Got Bitcoin? Probably not.
Image: AP Photo / Vahid Salemi

After decades of sanctions on Iranian trade, sanctions restricting the flow of money in and out of Iran have inflicted significant damage on the Iranian economy. That owes much to the Belgium-based Society for Worldwide International Financial Transfers (SWIFT), which in March agreed to block any Iranian banks blacklisted by the European Union from using its international payment systems. Not long after the SWIFT cutoff, things started going rapidly downhill for the Iranian rial, suggesting that it has become much tougher for Iran to get hold of the hard currency it has used to prop up the rial.

Now Bloomberg Businessweek has an interesting take on how a few Iranians are looking at using the anonymous electronic payment system Bitcoin to poke holes in the curtain of sanctions that separates the Iranian economy from most of the world.

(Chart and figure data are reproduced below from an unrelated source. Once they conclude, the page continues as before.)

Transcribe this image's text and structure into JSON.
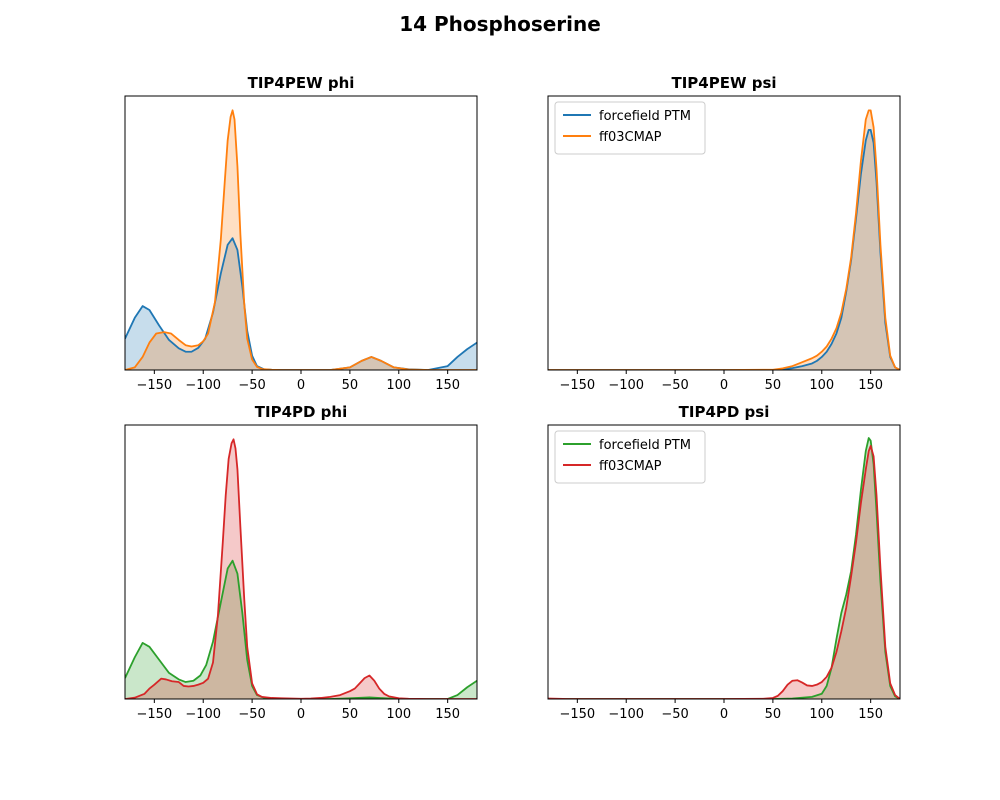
{
  "figure_title": "14 Phosphoserine",
  "chart_data": [
    {
      "type": "area",
      "title": "TIP4PEW phi",
      "xlim": [
        -180,
        180
      ],
      "ylim": [
        0,
        1.05
      ],
      "xticks": [
        -150,
        -100,
        -50,
        0,
        50,
        100,
        150
      ],
      "yticks_visible": false,
      "grid": false,
      "legend": null,
      "series": [
        {
          "color": "#1f77b4",
          "fill_alpha": 0.25,
          "x": [
            -180,
            -170,
            -162,
            -155,
            -145,
            -135,
            -125,
            -118,
            -112,
            -105,
            -98,
            -90,
            -82,
            -75,
            -70,
            -65,
            -60,
            -55,
            -50,
            -45,
            -38,
            -30,
            -20,
            0,
            30,
            50,
            62,
            72,
            82,
            95,
            110,
            130,
            150,
            160,
            170,
            180
          ],
          "y": [
            0.12,
            0.2,
            0.245,
            0.23,
            0.17,
            0.115,
            0.083,
            0.07,
            0.07,
            0.085,
            0.12,
            0.22,
            0.37,
            0.48,
            0.505,
            0.46,
            0.32,
            0.15,
            0.055,
            0.015,
            0.003,
            0.001,
            0.0,
            0.0,
            0.0,
            0.01,
            0.035,
            0.05,
            0.035,
            0.01,
            0.003,
            0.0,
            0.015,
            0.05,
            0.08,
            0.105
          ]
        },
        {
          "color": "#ff7f0e",
          "fill_alpha": 0.25,
          "x": [
            -180,
            -170,
            -162,
            -155,
            -148,
            -140,
            -133,
            -125,
            -118,
            -112,
            -105,
            -100,
            -95,
            -88,
            -82,
            -78,
            -75,
            -72,
            -70,
            -68,
            -65,
            -62,
            -58,
            -55,
            -50,
            -45,
            -40,
            -30,
            -20,
            0,
            30,
            50,
            62,
            72,
            82,
            95,
            110,
            130,
            150,
            170,
            180
          ],
          "y": [
            0.0,
            0.01,
            0.05,
            0.105,
            0.14,
            0.145,
            0.14,
            0.115,
            0.095,
            0.09,
            0.095,
            0.11,
            0.14,
            0.26,
            0.5,
            0.72,
            0.88,
            0.97,
            0.995,
            0.96,
            0.78,
            0.52,
            0.25,
            0.12,
            0.04,
            0.012,
            0.004,
            0.001,
            0.0,
            0.0,
            0.0,
            0.01,
            0.035,
            0.05,
            0.035,
            0.01,
            0.002,
            0.0,
            0.0,
            0.0,
            0.0
          ]
        }
      ]
    },
    {
      "type": "area",
      "title": "TIP4PEW psi",
      "xlim": [
        -180,
        180
      ],
      "ylim": [
        0,
        1.05
      ],
      "xticks": [
        -150,
        -100,
        -50,
        0,
        50,
        100,
        150
      ],
      "yticks_visible": false,
      "grid": false,
      "legend": "upper left",
      "series": [
        {
          "name": "forcefield PTM",
          "color": "#1f77b4",
          "fill_alpha": 0.25,
          "x": [
            -180,
            -100,
            0,
            50,
            60,
            70,
            80,
            90,
            95,
            100,
            105,
            110,
            115,
            120,
            125,
            130,
            135,
            140,
            145,
            148,
            150,
            153,
            156,
            160,
            165,
            170,
            175,
            180
          ],
          "y": [
            0.0,
            0.0,
            0.0,
            0.0,
            0.003,
            0.007,
            0.015,
            0.025,
            0.035,
            0.05,
            0.07,
            0.1,
            0.14,
            0.2,
            0.3,
            0.42,
            0.58,
            0.75,
            0.88,
            0.92,
            0.92,
            0.87,
            0.72,
            0.45,
            0.18,
            0.05,
            0.01,
            0.0
          ]
        },
        {
          "name": "ff03CMAP",
          "color": "#ff7f0e",
          "fill_alpha": 0.25,
          "x": [
            -180,
            -100,
            0,
            50,
            60,
            70,
            80,
            90,
            95,
            100,
            105,
            110,
            115,
            120,
            125,
            130,
            135,
            140,
            145,
            148,
            150,
            153,
            156,
            160,
            165,
            170,
            175,
            180
          ],
          "y": [
            0.0,
            0.0,
            0.0,
            0.001,
            0.006,
            0.015,
            0.03,
            0.045,
            0.055,
            0.07,
            0.09,
            0.12,
            0.16,
            0.22,
            0.31,
            0.43,
            0.6,
            0.8,
            0.96,
            0.995,
            0.995,
            0.93,
            0.77,
            0.48,
            0.2,
            0.055,
            0.01,
            0.0
          ]
        }
      ]
    },
    {
      "type": "area",
      "title": "TIP4PD phi",
      "xlim": [
        -180,
        180
      ],
      "ylim": [
        0,
        1.05
      ],
      "xticks": [
        -150,
        -100,
        -50,
        0,
        50,
        100,
        150
      ],
      "yticks_visible": false,
      "grid": false,
      "legend": null,
      "series": [
        {
          "color": "#2ca02c",
          "fill_alpha": 0.25,
          "x": [
            -180,
            -170,
            -162,
            -155,
            -145,
            -135,
            -125,
            -118,
            -110,
            -103,
            -97,
            -90,
            -82,
            -75,
            -70,
            -65,
            -60,
            -55,
            -50,
            -45,
            -38,
            -30,
            -20,
            0,
            30,
            50,
            70,
            100,
            130,
            150,
            160,
            170,
            180
          ],
          "y": [
            0.08,
            0.16,
            0.215,
            0.2,
            0.15,
            0.1,
            0.075,
            0.065,
            0.07,
            0.09,
            0.13,
            0.22,
            0.37,
            0.5,
            0.53,
            0.48,
            0.33,
            0.15,
            0.05,
            0.015,
            0.005,
            0.002,
            0.0,
            0.0,
            0.0,
            0.003,
            0.006,
            0.0,
            0.0,
            0.0,
            0.015,
            0.045,
            0.07
          ]
        },
        {
          "color": "#d62728",
          "fill_alpha": 0.25,
          "x": [
            -180,
            -170,
            -160,
            -155,
            -150,
            -143,
            -138,
            -132,
            -125,
            -120,
            -115,
            -110,
            -105,
            -100,
            -95,
            -90,
            -85,
            -80,
            -77,
            -74,
            -71,
            -69,
            -67,
            -65,
            -62,
            -58,
            -55,
            -50,
            -45,
            -40,
            -30,
            -20,
            -10,
            0,
            10,
            20,
            30,
            40,
            50,
            55,
            60,
            65,
            70,
            75,
            80,
            85,
            90,
            100,
            110,
            130,
            150,
            170,
            180
          ],
          "y": [
            0.0,
            0.005,
            0.02,
            0.04,
            0.055,
            0.078,
            0.075,
            0.068,
            0.065,
            0.05,
            0.048,
            0.05,
            0.055,
            0.062,
            0.078,
            0.14,
            0.32,
            0.6,
            0.78,
            0.92,
            0.98,
            0.995,
            0.96,
            0.88,
            0.66,
            0.38,
            0.2,
            0.06,
            0.018,
            0.008,
            0.004,
            0.003,
            0.002,
            0.001,
            0.002,
            0.004,
            0.008,
            0.015,
            0.03,
            0.04,
            0.06,
            0.08,
            0.09,
            0.07,
            0.04,
            0.02,
            0.01,
            0.003,
            0.001,
            0.0,
            0.0,
            0.0,
            0.0
          ]
        }
      ]
    },
    {
      "type": "area",
      "title": "TIP4PD psi",
      "xlim": [
        -180,
        180
      ],
      "ylim": [
        0,
        1.05
      ],
      "xticks": [
        -150,
        -100,
        -50,
        0,
        50,
        100,
        150
      ],
      "yticks_visible": false,
      "grid": false,
      "legend": "upper left",
      "series": [
        {
          "name": "forcefield PTM",
          "color": "#2ca02c",
          "fill_alpha": 0.25,
          "x": [
            -180,
            -100,
            0,
            50,
            70,
            90,
            100,
            105,
            110,
            115,
            120,
            125,
            130,
            135,
            140,
            145,
            148,
            150,
            153,
            156,
            160,
            165,
            170,
            175,
            180
          ],
          "y": [
            0.0,
            0.0,
            0.0,
            0.0,
            0.002,
            0.008,
            0.02,
            0.05,
            0.12,
            0.23,
            0.33,
            0.4,
            0.49,
            0.63,
            0.8,
            0.95,
            1.0,
            0.99,
            0.9,
            0.72,
            0.45,
            0.18,
            0.05,
            0.01,
            0.0
          ]
        },
        {
          "name": "ff03CMAP",
          "color": "#d62728",
          "fill_alpha": 0.25,
          "x": [
            -180,
            -160,
            -100,
            0,
            40,
            50,
            55,
            60,
            65,
            70,
            75,
            80,
            85,
            90,
            95,
            100,
            105,
            110,
            115,
            120,
            125,
            130,
            135,
            140,
            145,
            148,
            150,
            153,
            156,
            160,
            165,
            170,
            175,
            180
          ],
          "y": [
            0.002,
            0.0,
            0.0,
            0.0,
            0.001,
            0.004,
            0.012,
            0.03,
            0.055,
            0.07,
            0.072,
            0.063,
            0.052,
            0.05,
            0.055,
            0.065,
            0.085,
            0.12,
            0.18,
            0.26,
            0.35,
            0.47,
            0.6,
            0.75,
            0.88,
            0.95,
            0.97,
            0.93,
            0.78,
            0.5,
            0.2,
            0.06,
            0.015,
            0.0
          ]
        }
      ]
    }
  ]
}
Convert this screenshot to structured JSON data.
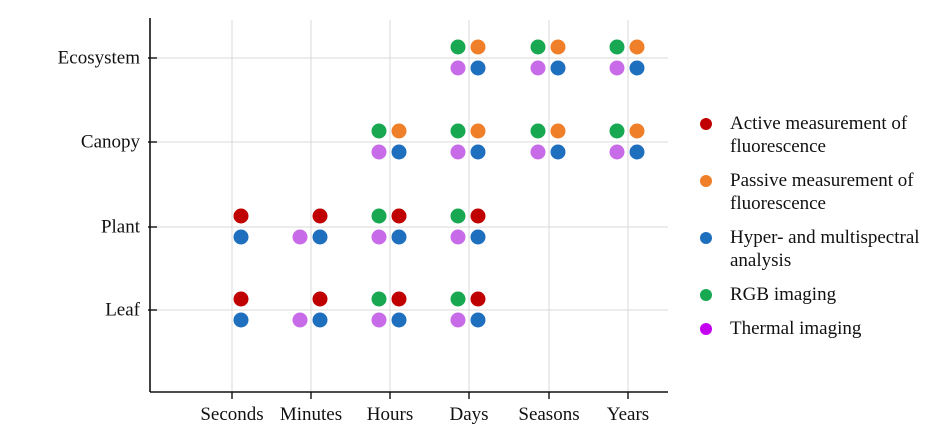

Iranian-American bitcoin consultant Farzhad Hashemi recently traveled to Tehran and talked up bitcoin to his friends. “They are instantly fascinated by it,” he says. “It’s a flash for them when they realize how it can solve their problems.” Iranians working or living abroad can send bitcoins to their families, who can use one of the online currency matchmaking services to find someone willing to exchange bitcoins for euros, rials, or dollars. Bitcoins are useful to Iranians wishing to move their money abroad, either to children studying in Europe or America or simply to stash cash in a safe place.

Very useful—if you can use it. But that’s easier said than done for Iranians. As this report from Forbes outlines, software downloaded from US sites is subject to US export controls, and software that uses the kind of encryption Bitcoin does is banned from export to countries covered by sanctions. There are ways to get around the blockage, but you have to be pretty technically savvy:

Other Bitcoin “experts” have alluded to alternative methods of downloading the Bitcoin client such as using non-U.S. independent mirrored sites, Virtual Private Network (VPN) for IP address masking, Tor if your country has an exit node, or BitTorrent file sharing.

And more in the same vein. The short version: for most Iranians, Bitcoin isn’t a way out.